The publication also contains an academic study of the manuscript of the Bogurodzica. This song, traditionally considered the earliest Polish national anthem, also marks the very beginnings of Polish literature. Jan Długosz called it the carmen patrium – the hymn of the motherland. Sung at the most important national occasions, such as before key battles, during coronations and in solemn church rites, it served for centuries as the national anthem. The first two stanzas, representing the original, "archaic" part of the song, were attributed in the Middle Ages to St Wojciech (Adalbert of Prague). However, modern research indicates that they are more likely to date from the thirteenth century, and the later stanzas from even later. The Bogurodzica has survived in many different versions or "redactions". The article by Dr Paweł Gancarczyk discusses disputes surrounding the nature of the melody of the Bogurodzica, in particular the question of whether it is a knight's song or a prayer.

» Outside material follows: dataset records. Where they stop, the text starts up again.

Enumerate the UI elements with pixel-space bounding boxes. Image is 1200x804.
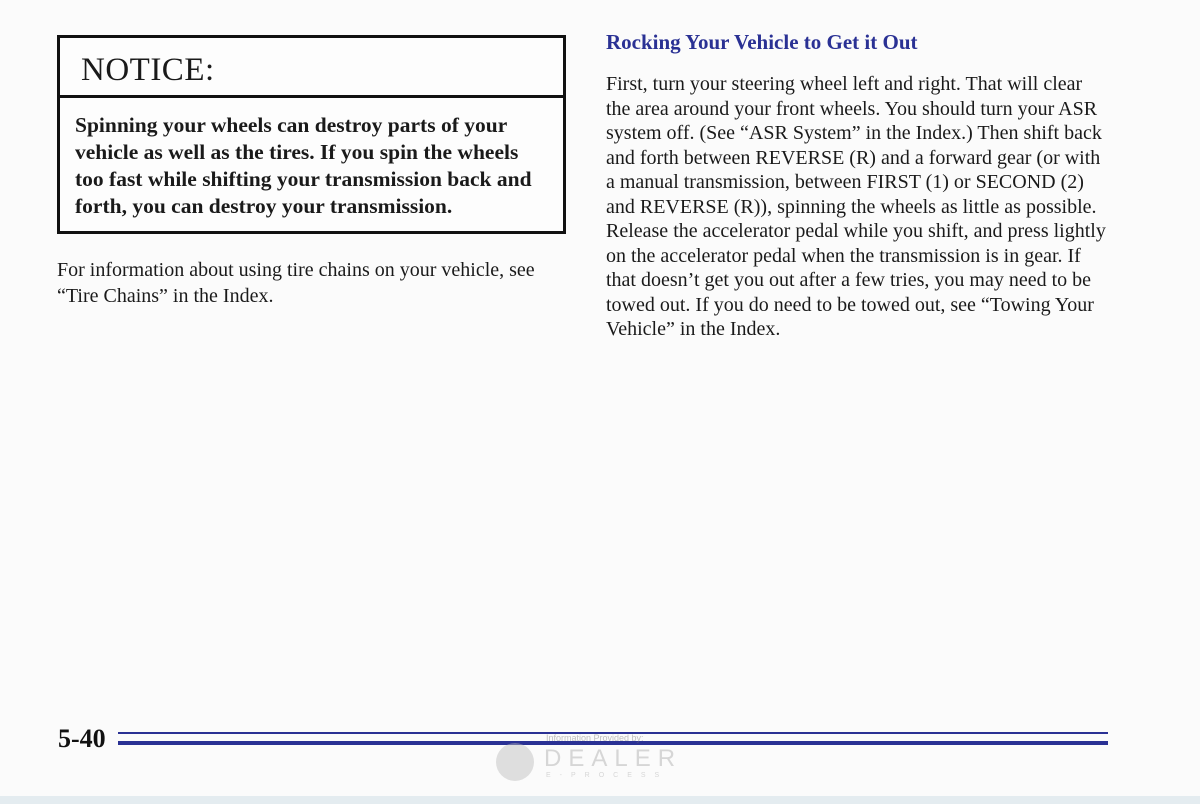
section-heading: Rocking Your Vehicle to Get it Out — [606, 30, 918, 54]
page-bottom-edge — [0, 796, 1200, 804]
section-paragraph: First, turn your steering wheel left and right. That will clear the area around your front wheels. You should turn your ASR system off. (See “ASR System” in the Index.) Then shift back and forth between REVERSE (R) and a forward gear (or with a manual transmission, between FIRST (1) or SECOND (2) and REVERSE (R)), spinning the wheels as little as possible. Release the accelerator pedal while you shift, and press lightly on the accelerator pedal when the transmission is in gear. If that doesn’t get you out after a few tries, you may need to be towed out. If you do need to be towed out, see “Towing Your Vehicle” in the Index. — [606, 73, 1106, 340]
notice-box — [57, 35, 566, 234]
notice-body: Spinning your wheels can destroy parts of your vehicle as well as the tires. If you spin the wheels too fast while shifting your transmission back and forth, you can destroy your transmission. — [75, 113, 532, 218]
page-number: 5-40 — [58, 724, 106, 753]
watermark-logo-icon — [496, 743, 534, 781]
watermark — [494, 733, 704, 785]
rocking-section — [606, 30, 1106, 342]
tire-chains-paragraph: For information about using tire chains on your vehicle, see “Tire Chains” in the Index. — [57, 259, 535, 307]
watermark-sub: E-PROCESS — [546, 772, 669, 779]
notice-title: NOTICE: — [60, 38, 563, 98]
watermark-brand: DEALER — [544, 745, 683, 772]
watermark-caption: Information Provided by: — [546, 733, 644, 743]
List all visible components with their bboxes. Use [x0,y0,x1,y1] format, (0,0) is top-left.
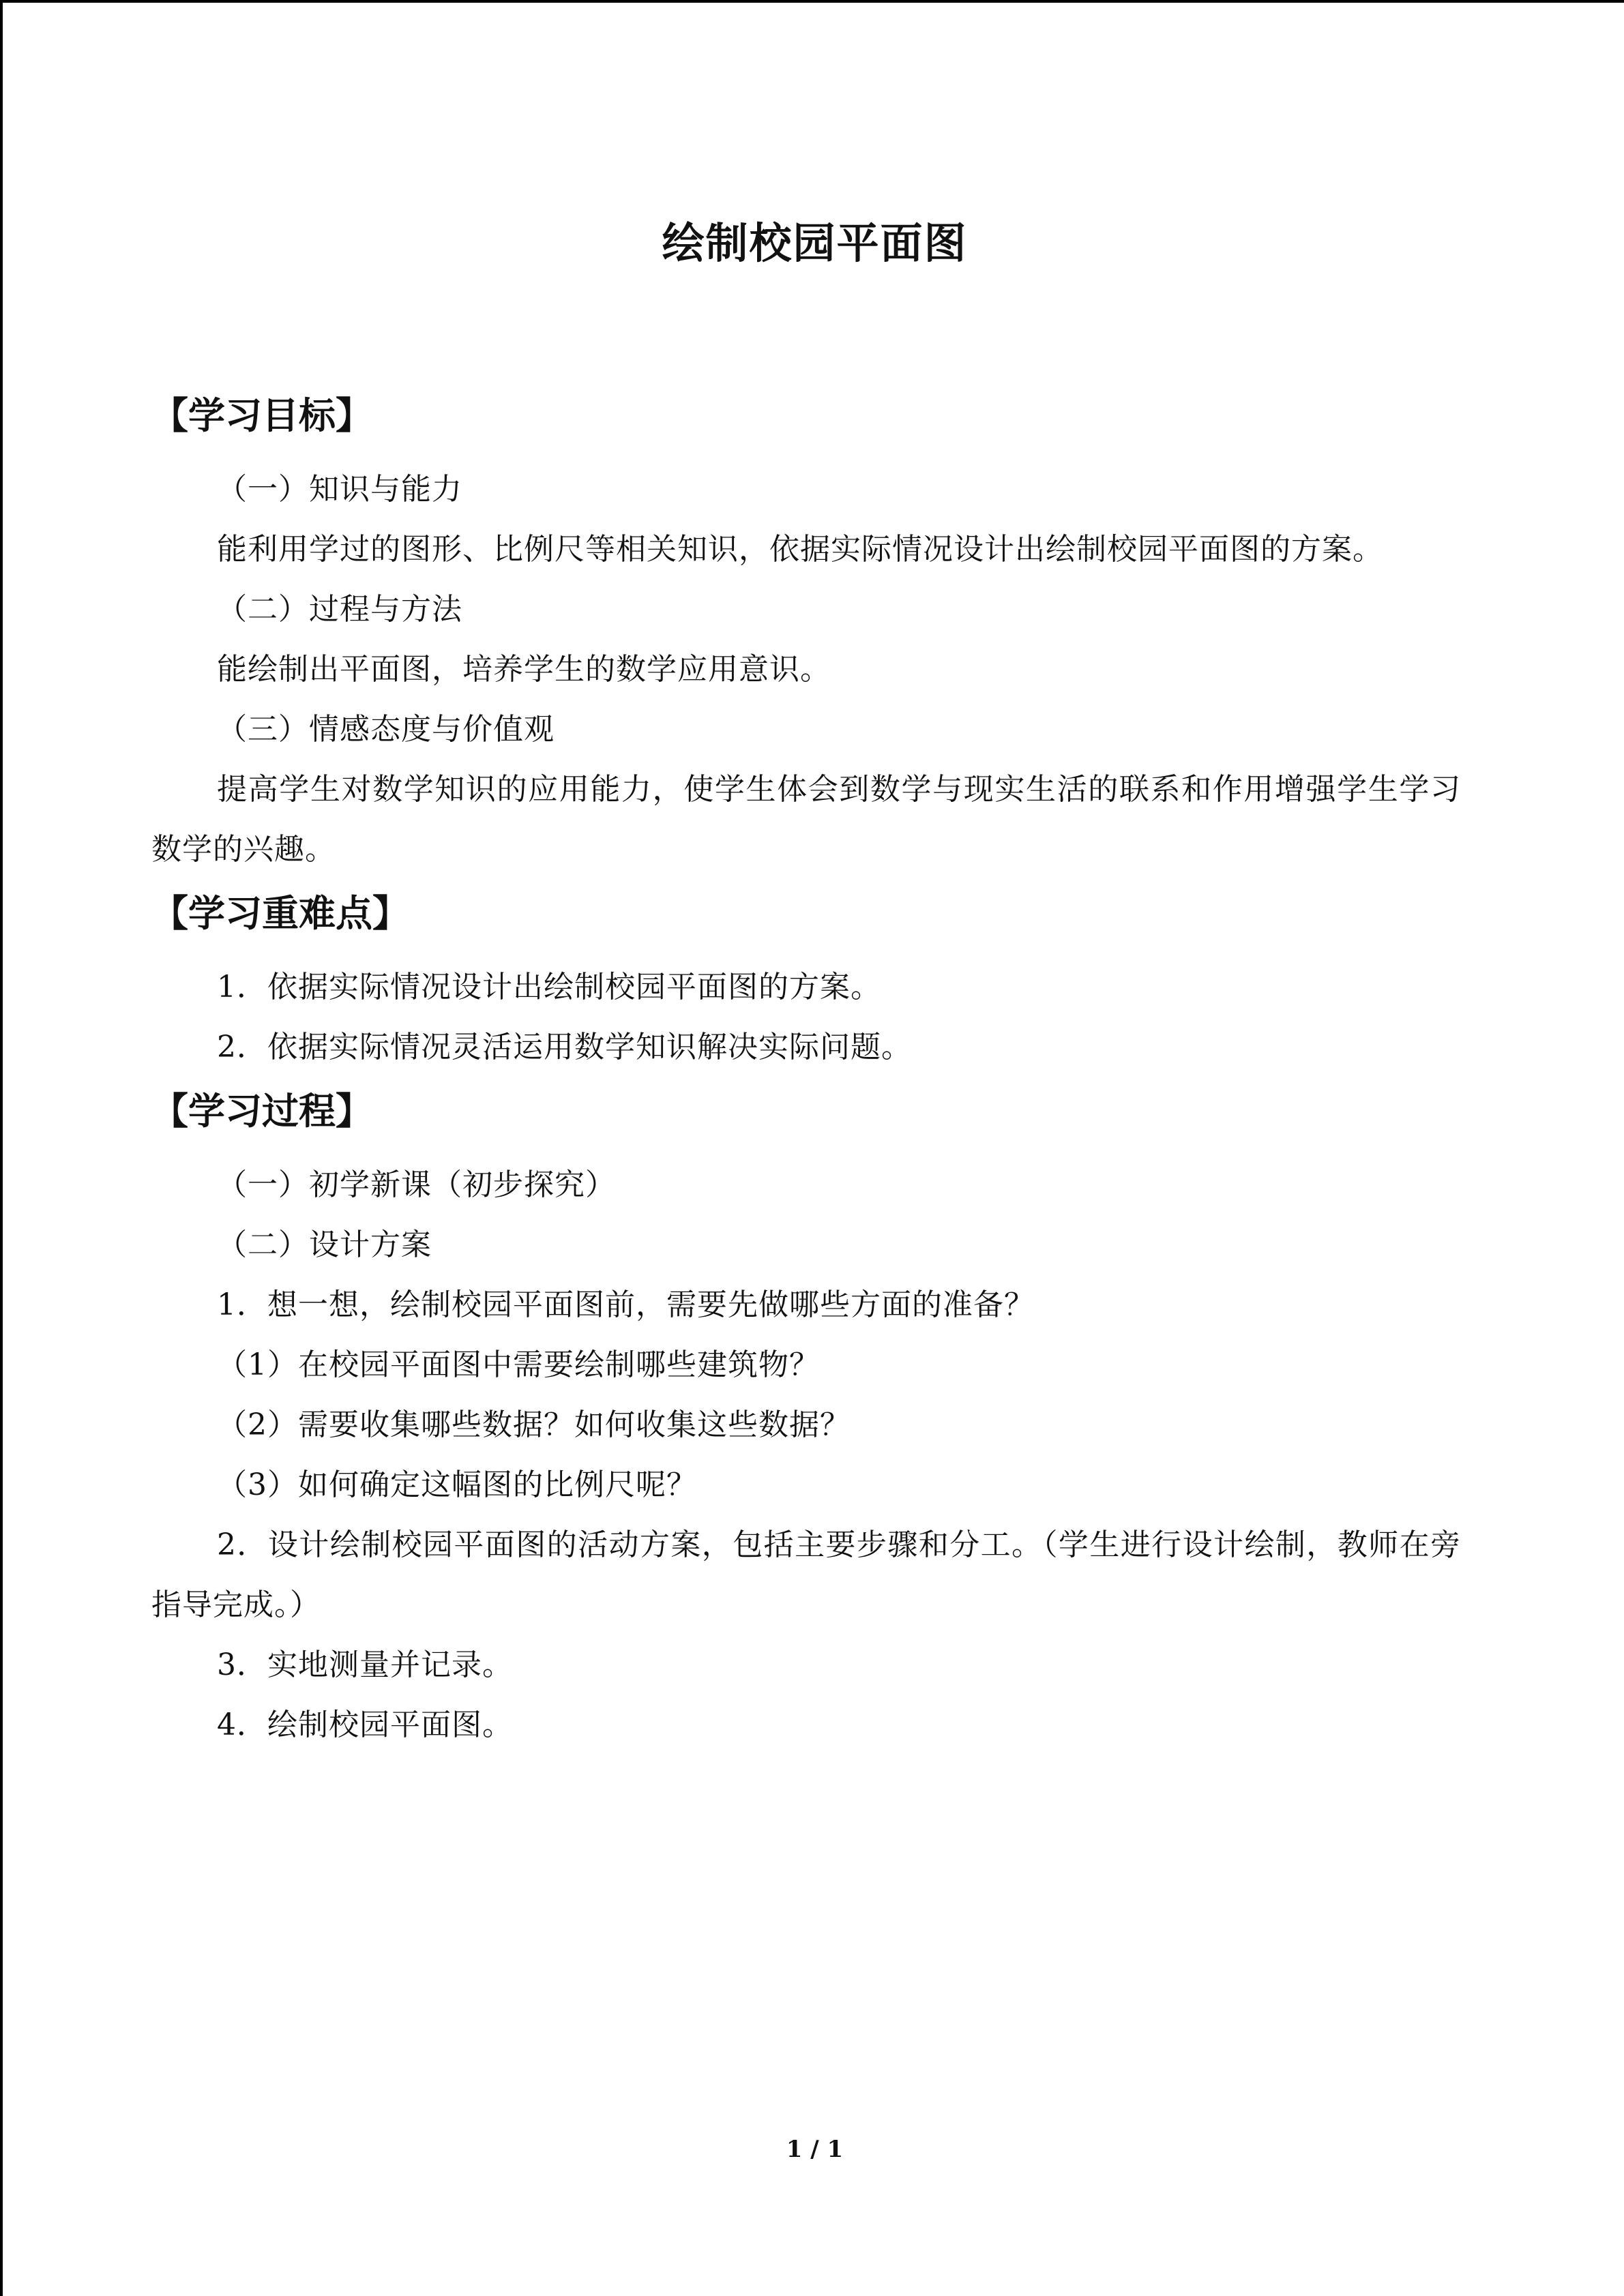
paragraph: （2）需要收集哪些数据？如何收集这些数据？ [217,1407,851,1442]
paragraph: （一）初学新课（初步探究） [217,1167,616,1202]
paragraph: （一）知识与能力 [217,472,462,507]
paragraph: （二）过程与方法 [217,592,462,627]
document-body [151,382,1461,1755]
page-number: 1 / 1 [786,2136,844,2163]
paragraph: （1）在校园平面图中需要绘制哪些建筑物？ [217,1347,820,1382]
paragraph: 提高学生对数学知识的应用能力，使学生体会到数学与现实生活的联系和作用增强学生学习数学的兴趣。 [151,772,1461,867]
paragraph: 3．实地测量并记录。 [217,1648,513,1682]
paragraph: （三）情感态度与价值观 [217,712,555,747]
section-heading-learning-goals: 【学习目标】 [151,394,372,437]
paragraph: 4．绘制校园平面图。 [217,1708,513,1742]
section-heading-learning-process: 【学习过程】 [151,1090,372,1133]
section-heading-key-points: 【学习重难点】 [151,892,409,935]
paragraph: 1．依据实际情况设计出绘制校园平面图的方案。 [217,970,881,1004]
document-title: 绘制校园平面图 [662,218,968,268]
paragraph: （二）设计方案 [217,1227,432,1262]
paragraph: （3）如何确定这幅图的比例尺呢？ [217,1467,697,1502]
paragraph: 2．依据实际情况灵活运用数学知识解决实际问题。 [217,1030,912,1064]
paragraph: 能利用学过的图形、比例尺等相关知识，依据实际情况设计出绘制校园平面图的方案。 [217,532,1383,567]
paragraph: 能绘制出平面图，培养学生的数学应用意识。 [217,652,831,687]
paragraph: 2．设计绘制校园平面图的活动方案，包括主要步骤和分工。（学生进行设计绘制，教师在旁指导完成。） [151,1527,1461,1622]
paragraph: 1．想一想，绘制校园平面图前，需要先做哪些方面的准备？ [217,1287,1035,1322]
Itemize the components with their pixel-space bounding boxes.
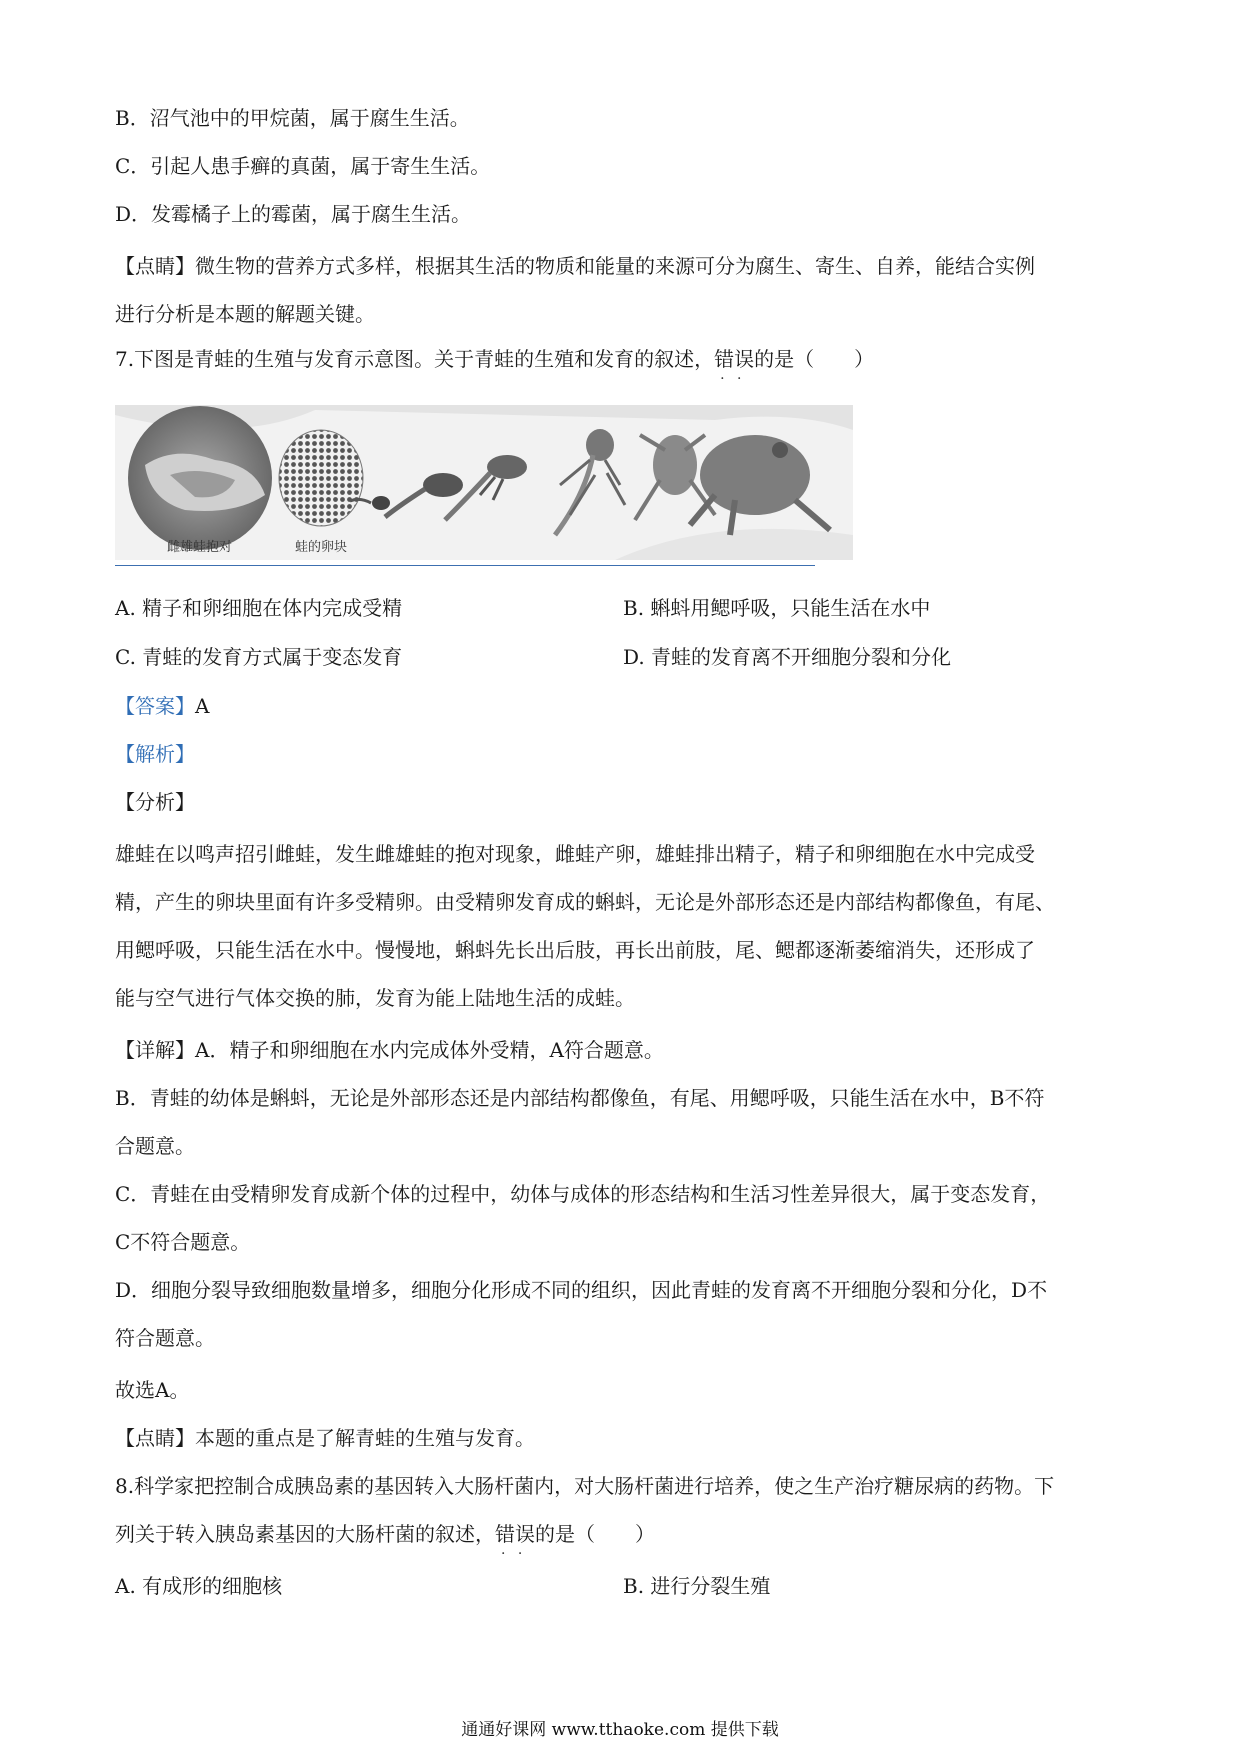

The final chapter of The First/The Oldest presents the oldest surviving manuscript copy of the Polish Chronicles by the mysterious writer known only as Gallus Anonymus. The Chronicles describe Poland from the time of the legendary rulers Popiel and Piast, covering the history of the kings and princes up to the era of Bolesław III Wrymouth, in whose court the Chronicles were written, at the beginning of the twelfth century. The work is a knightly tale about the Piast dynasty, in particular Bolesław III Wrymouth, who was still alive at the time the work was written and to whom two of the three sections are devoted. Gallus Anonymus describes the deeds of Bolesław, such as his dispute with his brother Zbigniew, the war with the Holy Roman Empire and the capture of Kołobrzeg, using a variety of highly sophisticated literary forms, including rhythmic prose, songs and speech. The identity of the author of the Chronicles has been the subject of academic dispute for many centuries. Although traditionally considered to be a Gaul (that is, a Frenchman),and even assigned the name Marcin (as a result of a misinterpretation of Długosz) he is still known to this day as Anonymus. An article by Dr Paweł Żmudzki treats the history of interpretations of the Chronicles.
Two language versions are published separately and available from the online bookshop of the National Library of Poland.